How is this idea still a thing? What offer sheet is Mark Stone going to sign that Ottawa won’t match? As if the only thing Ottawa can offer at this time is three sticks of gum and it’s only going to take $7MM and some draft picks to pry Stone out of Ottawa. Eugene Melnyk may be hurting financially, but Ottawa has a long and established history of paying players what they’re worth at this point. They can’t pay them all, but they pay the ones they keep.
But guess what! Travis Yost posted a story Thursday afternoon that makes the case that the Senators may have their very own renegade Twitter account being run by someone inside the organization.
Oh you mean the account that’s run by a random crank from the Dobber Hockey boards? Great research skills ya got there, you hack.
Some of this isn’t the organization’s fault but so much of it starts at the top with Melnyk, and if he’s there in perpetuity, why should fans expect anything to change?
Finally something sensible.
And if by some miracle the Senators do everything right in the coming weeks and months with their image issues, they still must trade their best defenseman and arguably their best forward. If Melnyk was hemorrhaging money and strapped with immense debt before this season, how does that get better a year from now? Why would he want to continue sinking money into an unprofitable team?
Lozo comes so agonizingly close to cogent analysis here. Indeed, it seems increasingly more unlikely that Melnyk will be willing or able to float a team whose operational losses continue to mount as fans check out. One of the reasons I have not been a particularly vocal supporter of the #MelnykOut movement was due to my private belief that if one wants Eugene Melnyk to sell the Senators, all you have to do is wait.
Back to the nonsense at hand. Having established that
1. Melnyk selling is the only way forward.

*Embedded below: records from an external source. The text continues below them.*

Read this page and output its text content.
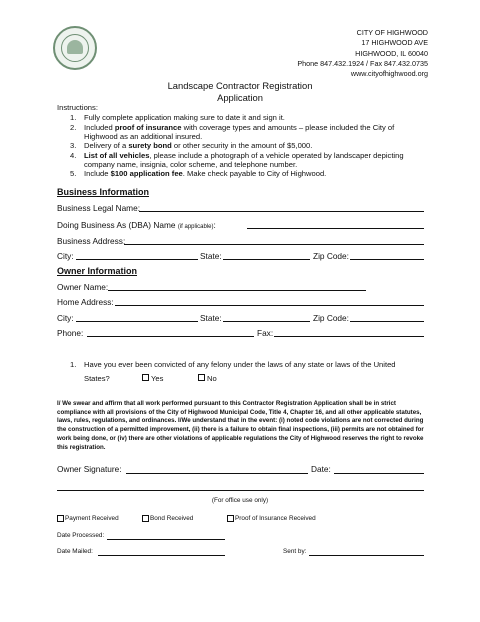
CITY OF HIGHWOOD
17 HIGHWOOD AVE
HIGHWOOD, IL 60040
Phone 847.432.1924 / Fax 847.432.0735
www.cityofhighwood.org
Landscape Contractor Registration
Application
Instructions:
1. Fully complete application making sure to date it and sign it.
2. Included proof of insurance with coverage types and amounts – please included the City of Highwood as an additional insured.
3. Delivery of a surety bond or other security in the amount of $5,000.
4. List of all vehicles, please include a photograph of a vehicle operated by landscaper depicting company name, insignia, color scheme, and telephone number.
5. Include $100 application fee. Make check payable to City of Highwood.
Business Information
Business Legal Name:
Doing Business As (DBA) Name (if applicable):
Business Address:
City:	State:	Zip Code:
Owner Information
Owner Name:
Home Address:
City:	State:	Zip Code:
Phone:	Fax:
1. Have you ever been convicted of any felony under the laws of any state or laws of the United
States?	Yes	No
I/ We swear and affirm that all work performed pursuant to this Contractor Registration Application shall be in strict compliance with all provisions of the City of Highwood Municipal Code, Title 4, Chapter 16, and all other applicable statutes, laws, rules, regulations, and ordinances. I/We understand that in the event: (i) noted code violations are not corrected during the construction of a permitted improvement, (ii) there is a failure to obtain final inspections, (iii) permits are not obtained for work being done, or (iv) there are other violations of applicable regulations the City of Highwood reserves the right to revoke this registration.
Owner Signature:	Date:
(For office use only)
Payment Received	Bond Received	Proof of Insurance Received
Date Processed:
Date Mailed:	Sent by:
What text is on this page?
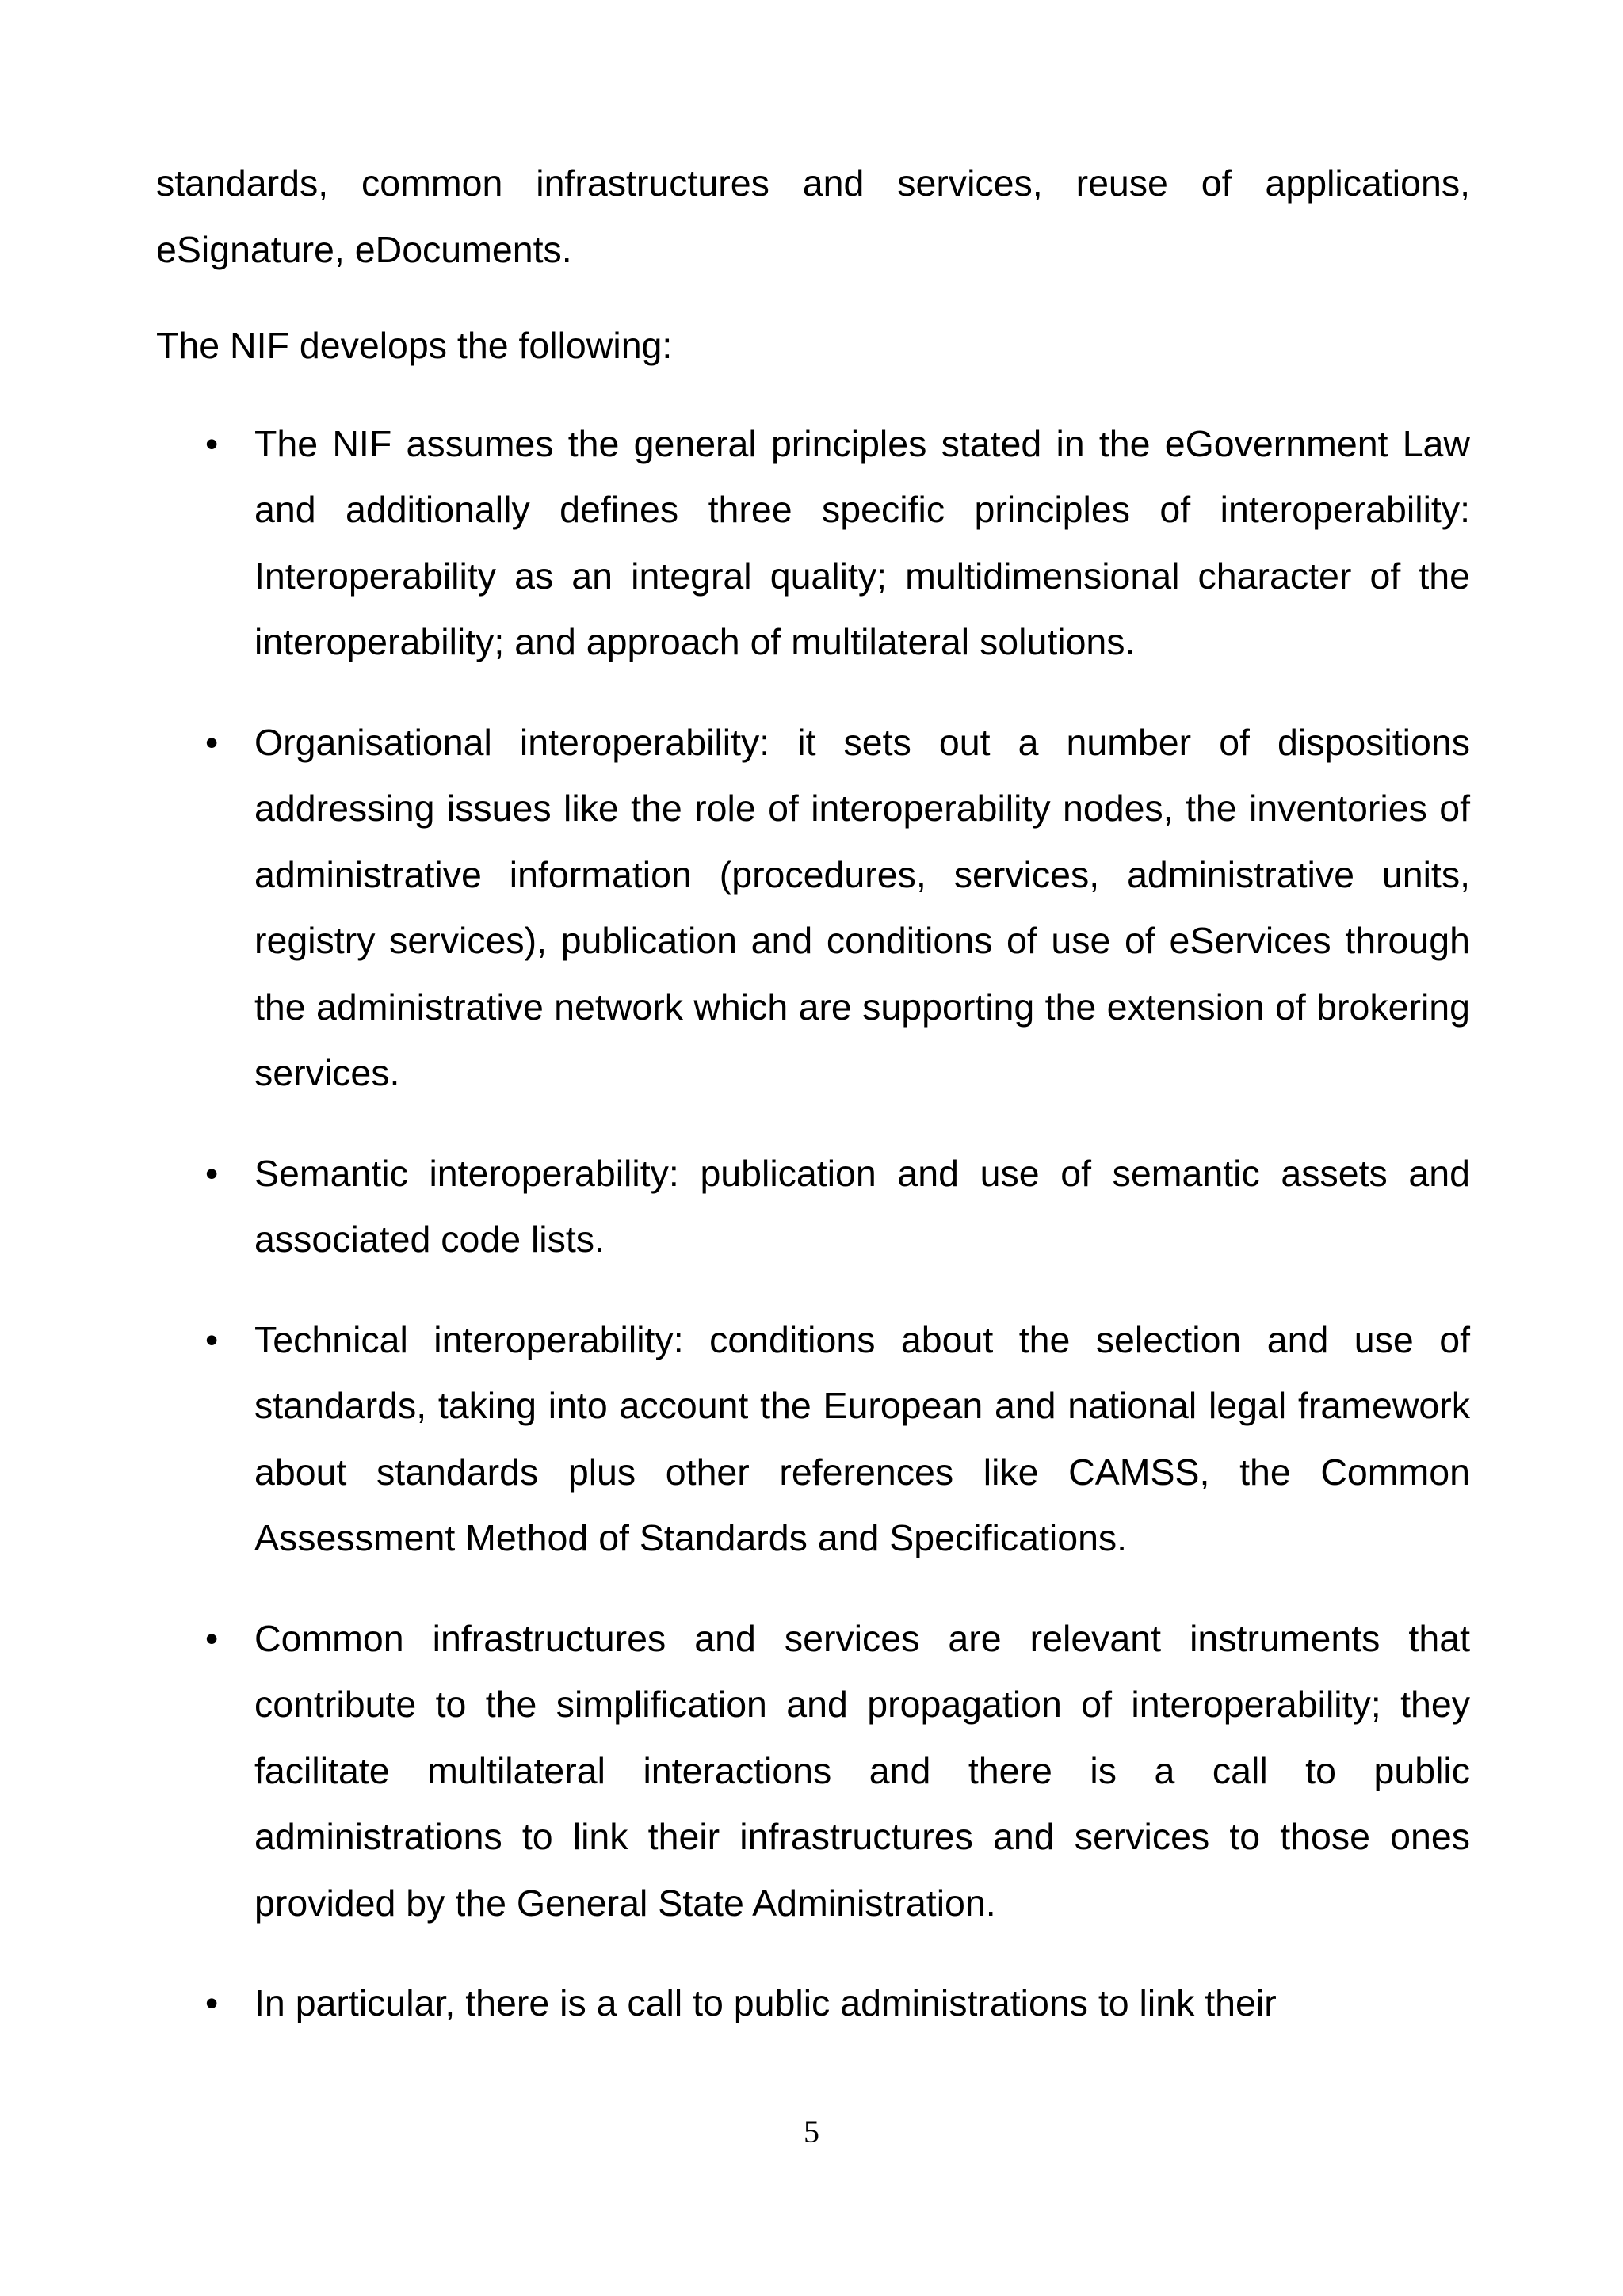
standards, common infrastructures and services, reuse of applications, eSignature, eDocuments.

The NIF develops the following:

• The NIF assumes the general principles stated in the eGovernment Law and additionally defines three specific principles of interoperability: Interoperability as an integral quality; multidimensional character of the interoperability; and approach of multilateral solutions.
• Organisational interoperability: it sets out a number of dispositions addressing issues like the role of interoperability nodes, the inventories of administrative information (procedures, services, administrative units, registry services), publication and conditions of use of eServices through the administrative network which are supporting the extension of brokering services.
• Semantic interoperability: publication and use of semantic assets and associated code lists.
• Technical interoperability: conditions about the selection and use of standards, taking into account the European and national legal framework about standards plus other references like CAMSS, the Common Assessment Method of Standards and Specifications.
• Common infrastructures and services are relevant instruments that contribute to the simplification and propagation of interoperability; they facilitate multilateral interactions and there is a call to public administrations to link their infrastructures and services to those ones provided by the General State Administration.
• In particular, there is a call to public administrations to link their
5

2. Melnyk cannot sustain operational losses indefinitely
Lozo then goes on to ignore these facts entirely to get back to his original thesis: it’s good if the Ottawa Senators relocate.
But if Melnyk won’t go, death is the best option. You don’t owe Melnyk anything. You are not obligated to dedicate your time, money, and sanity to something that so clearly doesn’t care about you or icing the best possible team. Find your way to the acceptance stage. Let the Senators go. Houston. Quebec. Kansas City. There are worse things that can happen to a fan than a team relocating.
This guy has such an obsession with killing the Senators that he ignores the logic of his previous 3 paragraphs and just invents a universe where it’s good and logical that Sens fans are forced to go without hockey. Never mind the fact that relocation is a drastic step that Bettman would almost certainly never allow. Never mind that the Carolinas and Arizonas of the world appear set to enjoy hockey in perpetuity regardless of transient market pressures. The Senators will have to move because, well, the owner is a huge wad. You know, that’s why the Los Angeles Clippers moved. And why the existence of Harold Ballard forced the relocation of the Toronto Maple Leafs. And why the only way to save New York basketball from James Dolan is by moving the Knicks. This is analysis by and for clowns. It should be ignored with extreme prejudice, except for when it should be mercilessly skewered and mocked.
In conclusion, the Ottawa has an NHL franchise essentially by accident. We should cling to it tightly, even as we temporarily wave goodbye to our emotional and monetary investment during these troubled times. I’ll be damned if I’m going to lose a battle of wills to Eugene Melnyk. My will is endless, and his bank account is extremely not.